— Заботиться обо мне? — язвительно повторила она. — Ах, до чего ты добр, Джонатан.
— И любить тебя. Это тоже. — Голос мой звучал слабовато, и бог знает откуда взялись слова.
Она снова рассмеялась, и лицо ее одушевилось чем-то вроде ненависти; вдруг, с быстротой кошачьей лапы, она до подбородка натянула одеяло и застыла, вытянувшись и плотно смежив веки. Сначала я растерялся от этого злобного щелчка по носу, но тут же понял и сам готов был рассмеяться. На ее месте я, может быть, и спрятался бы под одеялом, но только разве из неуверенности, если бы еще была щелка в стене моего отчаяния. Ее крашеные черные волосы были жесткими и колючими, но у корней уже виднелась нежная желтизна — первый проблеск весны.
— Ах, ах, злая Миранда, — сказал я. Придет время, она еще снова полюбит себя. Будет прихорашиваться перед осколком разбитого зеркала на стене, улыбаться так, чтобы не видно было выбитых зубов, кокетливо опускать ресницы над поврежденным глазом. Я мог бы повторить ей слова Уилкинса: «Не существует никаких твердых принципов». Я положил руку ей на плечо, и меня как током дернуло возбуждение. Я своим тиранством еще заставлю ее выздороветь. Она затрепетала, но не отвернулась. — Все будет хорошо, Миранда.
Она долго молчала, вся ощетинившись, как мне показалось. Потом вдруг приподнялась слегка и повернулась ко мне.
— Глупец, — прошептала она, — я же для тебя выманила отца на палубу. Ты, как ни ухищрялся, не мог его найти. Сколько вас ни было, никто не мог заставить его вам показаться.
На мгновение я смешался. Мне вспомнилось, как она лежала, вся замерев и вслушиваясь. Я сказал:
— А тот матрос, которого ты убила? Это тоже для меня, Миранда?
— Нож метнули, Джонатан. Ты, верно, смотрел в ту минуту на матроса. А поглядел бы в окно каюты, сам увидел бы, как его метнули.
Я усмехнулся, я хотел бы ей поверить и уже наполовину поверил.
— А когда я в тот раз поймал тебя за руку у моей койки?
— Я искала книги, не хотела, чтобы ты из них узнал, кто я, и потом презирал меня. Разве ты можешь понять, каково это, когда… — Она смолкла, гордость не позволила ей показывать свою человечность, если только я правильно понял. — И ведь это были мои книги, помнишь?
— Да, конечно. А когда ты мне рассказала эту дурацкую басню с привидениями? «Верь в меня, Джонатан!» И это тоже для моего блага?
— Это не басня, а совершенная правда. Даже отец не мог ни к чему придраться.
— Сфабриковано. Работа Уилкинса. Он сам признался.
Я следил за выражением ее лица.
— Уилкинс врет!
Я покачал головой.
— Миранда, бедная упорствующая Миранда! — проговорил я.
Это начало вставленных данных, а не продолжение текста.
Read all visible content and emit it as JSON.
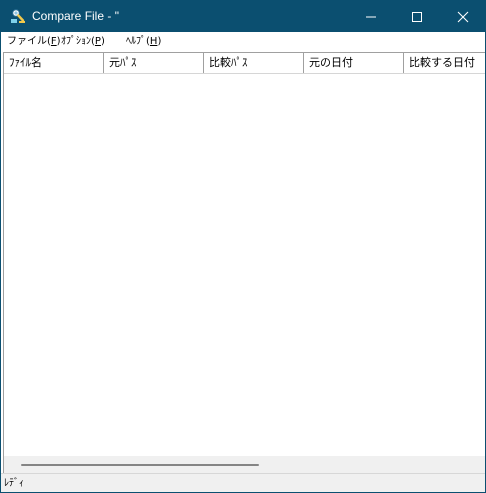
{
  "window": {
    "title": "Compare File - \"",
    "app_icon": "search-person-icon",
    "controls": {
      "minimize_icon": "minimize-icon",
      "maximize_icon": "maximize-icon",
      "close_icon": "close-icon"
    },
    "titlebar_color": "#0b4f70"
  },
  "menu": {
    "items": [
      {
        "label": "ファイル(",
        "key": "F",
        "suffix": ")"
      },
      {
        "label": "ｵﾌﾟｼｮﾝ(",
        "key": "P",
        "suffix": ")"
      },
      {
        "label": "ﾍﾙﾌﾟ(",
        "key": "H",
        "suffix": ")"
      }
    ]
  },
  "list": {
    "columns": [
      "ﾌｧｲﾙ名",
      "元ﾊﾟｽ",
      "比較ﾊﾟｽ",
      "元の日付",
      "比較する日付"
    ],
    "rows": []
  },
  "status": {
    "text": "ﾚﾃﾞｨ"
  }
}
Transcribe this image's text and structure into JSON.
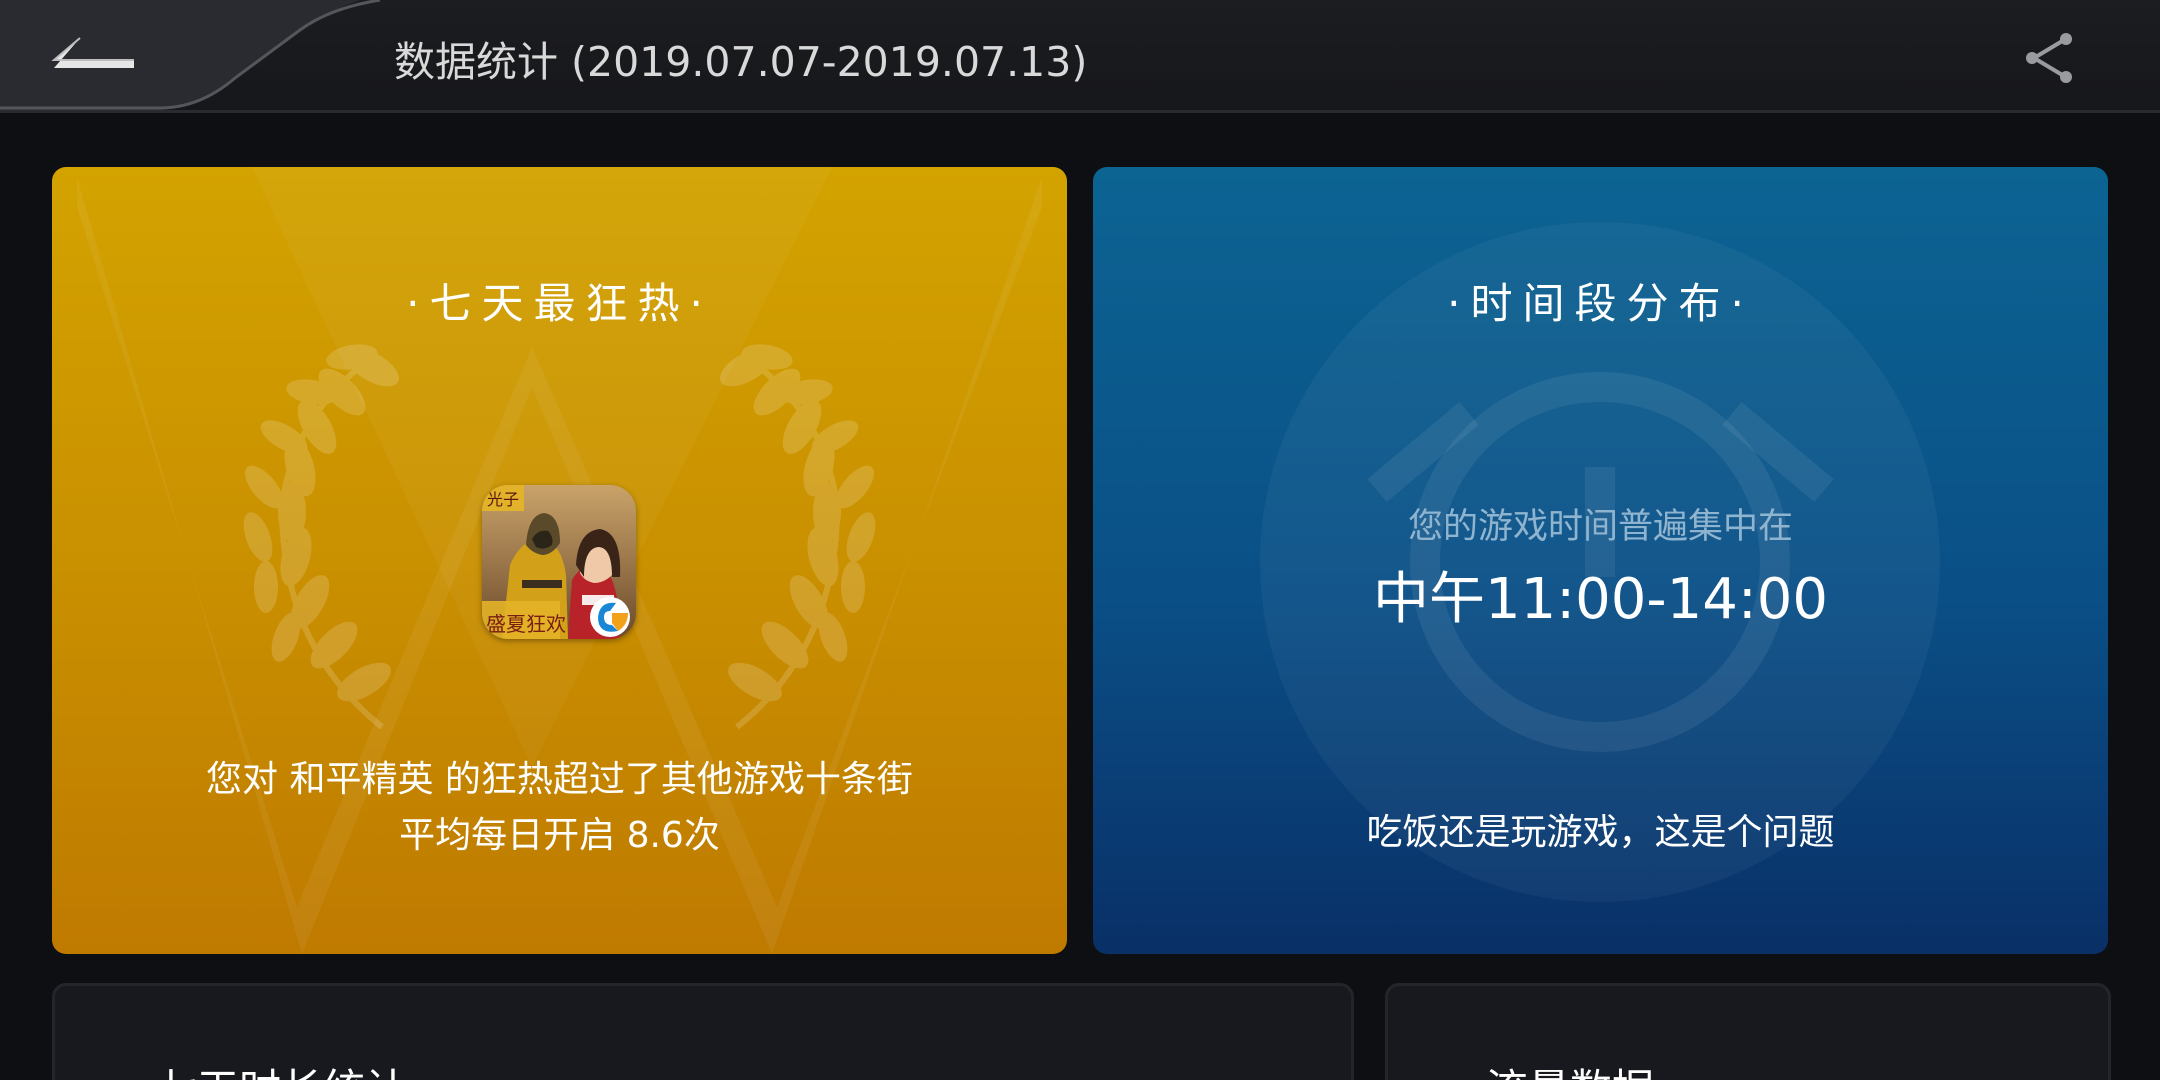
{
  "header": {
    "title": "数据统计 (2019.07.07-2019.07.13)"
  },
  "hot_card": {
    "title": "·七天最狂热·",
    "game_icon": "peace-elite-game-icon",
    "line1": "您对 和平精英 的狂热超过了其他游戏十条街",
    "line2": "平均每日开启 8.6次"
  },
  "time_card": {
    "title": "·时间段分布·",
    "subtitle": "您的游戏时间普遍集中在",
    "time_range": "中午11:00-14:00",
    "footer": "吃饭还是玩游戏，这是个问题"
  },
  "bottom": {
    "left_title": "七天时长统计",
    "right_title": "流量数据"
  },
  "colors": {
    "gold_card": "#c88e00",
    "blue_card": "#0a4f86",
    "background": "#0e0f12"
  }
}
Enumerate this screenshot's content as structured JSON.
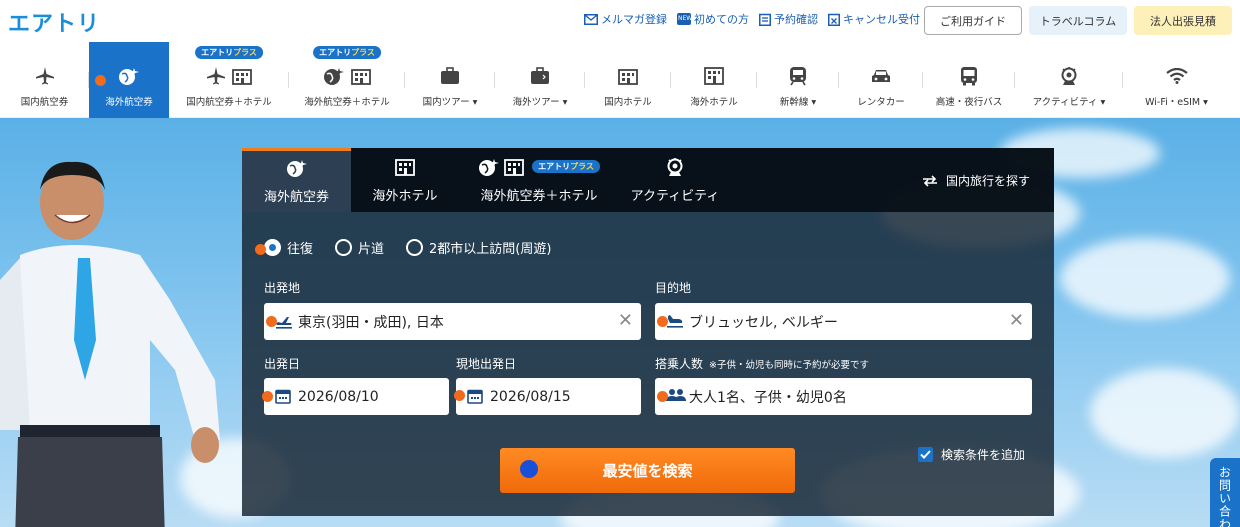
{
  "header": {
    "logo": "エアトリ",
    "links": [
      {
        "label": "メルマガ登録",
        "icon": "mail-icon"
      },
      {
        "label": "初めての方",
        "icon": "new-badge-icon",
        "badge": "NEW"
      },
      {
        "label": "予約確認",
        "icon": "list-icon"
      },
      {
        "label": "キャンセル受付",
        "icon": "calendar-x-icon"
      }
    ],
    "guide_label": "ご利用ガイド",
    "column_label": "トラベルコラム",
    "corp_label": "法人出張見積"
  },
  "nav": {
    "plus_brand": "エアトリ",
    "plus_suffix": "プラス",
    "items": [
      {
        "label": "国内航空券",
        "icon": "airplane-icon"
      },
      {
        "label": "海外航空券",
        "icon": "globe-plane-icon",
        "active": true
      },
      {
        "label": "国内航空券＋ホテル",
        "icon": "airplane-hotel-icon",
        "plus": true
      },
      {
        "label": "海外航空券＋ホテル",
        "icon": "globe-hotel-icon",
        "plus": true
      },
      {
        "label": "国内ツアー ▾",
        "icon": "suitcase-icon"
      },
      {
        "label": "海外ツアー ▾",
        "icon": "suitcase-icon"
      },
      {
        "label": "国内ホテル",
        "icon": "hotel-icon"
      },
      {
        "label": "海外ホテル",
        "icon": "hotel-icon"
      },
      {
        "label": "新幹線 ▾",
        "icon": "train-icon"
      },
      {
        "label": "レンタカー",
        "icon": "car-icon"
      },
      {
        "label": "高速・夜行バス",
        "icon": "bus-icon"
      },
      {
        "label": "アクティビティ ▾",
        "icon": "activity-icon"
      },
      {
        "label": "Wi-Fi・eSIM ▾",
        "icon": "wifi-icon"
      }
    ]
  },
  "search": {
    "tabs": [
      {
        "label": "海外航空券",
        "icon": "globe-plane-icon",
        "active": true
      },
      {
        "label": "海外ホテル",
        "icon": "hotel-icon"
      },
      {
        "label": "海外航空券＋ホテル",
        "icon": "globe-hotel-icon",
        "plus": true
      },
      {
        "label": "アクティビティ",
        "icon": "activity-icon"
      }
    ],
    "domestic_link": "国内旅行を探す",
    "trip_types": [
      {
        "label": "往復",
        "selected": true
      },
      {
        "label": "片道",
        "selected": false
      },
      {
        "label": "2都市以上訪問(周遊)",
        "selected": false
      }
    ],
    "departure_label": "出発地",
    "departure_value": "東京(羽田・成田), 日本",
    "destination_label": "目的地",
    "destination_value": "ブリュッセル, ベルギー",
    "depart_date_label": "出発日",
    "depart_date_value": "2026/08/10",
    "return_date_label": "現地出発日",
    "return_date_value": "2026/08/15",
    "passengers_label": "搭乗人数",
    "passengers_note": "※子供・幼児も同時に予約が必要です",
    "passengers_value": "大人1名、子供・幼児0名",
    "search_button": "最安値を検索",
    "add_conditions": "検索条件を追加"
  },
  "contact_tab": "お問い合わせ",
  "colors": {
    "brand": "#1a73c8",
    "accent": "#f07d17"
  }
}
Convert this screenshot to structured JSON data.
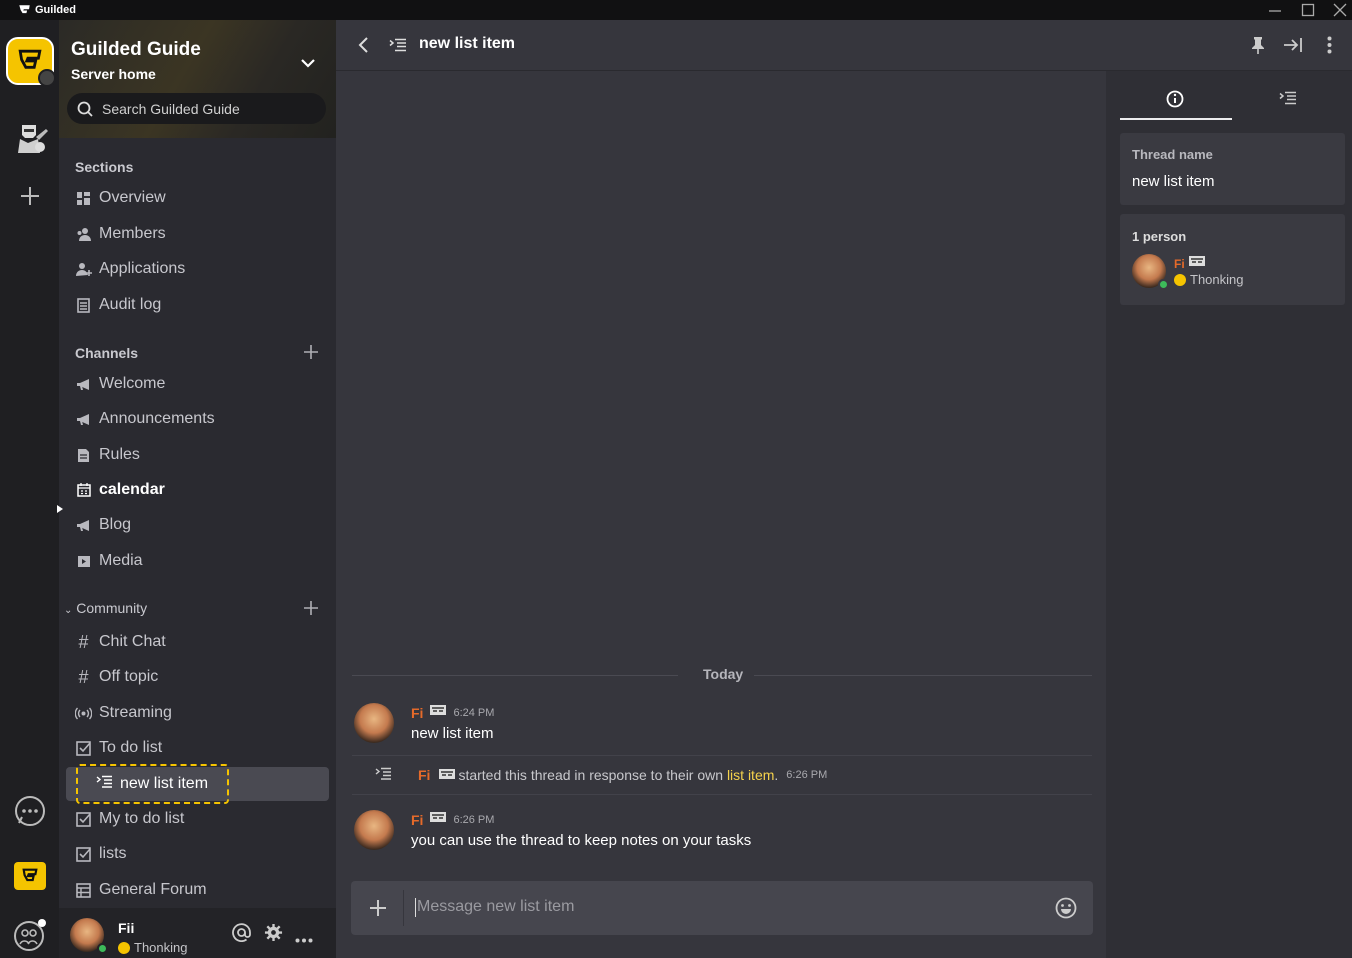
{
  "app": {
    "title": "Guilded",
    "colors": {
      "accent": "#f5c400",
      "name": "#e56a2a",
      "link": "#f5d24c",
      "online": "#3dbb5a"
    }
  },
  "window": {
    "minimize_icon": "minimize-icon",
    "maximize_icon": "maximize-icon",
    "close_icon": "close-icon"
  },
  "server": {
    "name": "Guilded Guide",
    "subtitle": "Server home",
    "search_placeholder": "Search Guilded Guide"
  },
  "sections": {
    "label": "Sections",
    "items": [
      {
        "label": "Overview",
        "icon": "overview-icon"
      },
      {
        "label": "Members",
        "icon": "members-icon"
      },
      {
        "label": "Applications",
        "icon": "applications-icon"
      },
      {
        "label": "Audit log",
        "icon": "audit-log-icon"
      }
    ]
  },
  "channels": {
    "label": "Channels",
    "items": [
      {
        "label": "Welcome",
        "icon": "megaphone-icon"
      },
      {
        "label": "Announcements",
        "icon": "megaphone-icon"
      },
      {
        "label": "Rules",
        "icon": "document-icon"
      },
      {
        "label": "calendar",
        "icon": "calendar-icon"
      },
      {
        "label": "Blog",
        "icon": "megaphone-icon"
      },
      {
        "label": "Media",
        "icon": "media-icon"
      }
    ]
  },
  "community": {
    "label": "Community",
    "items": [
      {
        "label": "Chit Chat",
        "icon": "hash-icon"
      },
      {
        "label": "Off topic",
        "icon": "hash-icon"
      },
      {
        "label": "Streaming",
        "icon": "stream-icon"
      },
      {
        "label": "To do list",
        "icon": "checkbox-icon"
      },
      {
        "label": "new list item",
        "icon": "thread-icon"
      },
      {
        "label": "My to do list",
        "icon": "checkbox-icon"
      },
      {
        "label": "lists",
        "icon": "checkbox-icon"
      },
      {
        "label": "General Forum",
        "icon": "forum-icon"
      }
    ]
  },
  "user": {
    "name": "Fii",
    "status": "Thonking"
  },
  "thread": {
    "title": "new list item"
  },
  "chat": {
    "date_divider": "Today",
    "messages": [
      {
        "author": "Fi",
        "time": "6:24 PM",
        "text": "new list item"
      },
      {
        "author": "Fi",
        "time": "6:26 PM",
        "text": "you can use the thread to keep notes on your tasks"
      }
    ],
    "system": {
      "author": "Fi",
      "text": "started this thread in response to their own",
      "link": "list item",
      "suffix": ".",
      "time": "6:26 PM"
    },
    "composer_placeholder": "Message new list item"
  },
  "details": {
    "thread_name_label": "Thread name",
    "thread_name": "new list item",
    "people_label": "1 person",
    "member_name": "Fi",
    "member_status": "Thonking"
  }
}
— Глупец! — шепотом повторила она и отодвинулась к стене. Свисавший конец одеяла шевельнулся. — «Бедная упорствующая Миранда!» Что ты знаешь о бедной Миранде? Ты, или кто-нибудь, или даже сама бедная Миранда? — Я видел, что она вот-вот расплачется, но не от жалости к себе, а от избытка досады на меня и весь свет. — Я всю жизнь жила с этим полоумным дьяволом-фокусником, я, может быть, даже любила его… по-детски. Пускай, неважно. Он был мне отцом, он любил меня, что бы ты там ни говорил, хотя, конечно, он был дьяволом. Неважно. Я тоже обучилась фокусам: театральная улыбка девочки-невесты на устах, когда папочка вне себя от ярости, и настоящая улыбка, но по виду неотличимая от той, — когда папочка в каталажке, или в запое, или ведет речи о самоубийстве. «Будь настоящей Мирандой», — говоришь ты. Но театральный занавес — мое платье, и душа моя — звук рояля под пальцами тапера. Ты, может быть, думал, я вырасту чистая и невинная, не затронутая окружающей жизнью, вроде алмаза, таинственно рожденного в лесной чаще, или твоего приятеля с костью в носу, Черномазого Джима? Но чистоты и невинности не бывает в театре, или в лесу, или в океане — и злодейства тоже. Только борьба за выживание, только хитрость и скрытность. Медленно расползается занавес, один глубокий, глубокий вздох и — господи, благослови! — жуткий, слепящий свет. Невинность, Джонатан? Эх ты, бедный упорствующий глупец! — Она отвернула лицо, чтобы я не видел, как по щекам у нее текут слезы. — Я была красива, — проговорила она.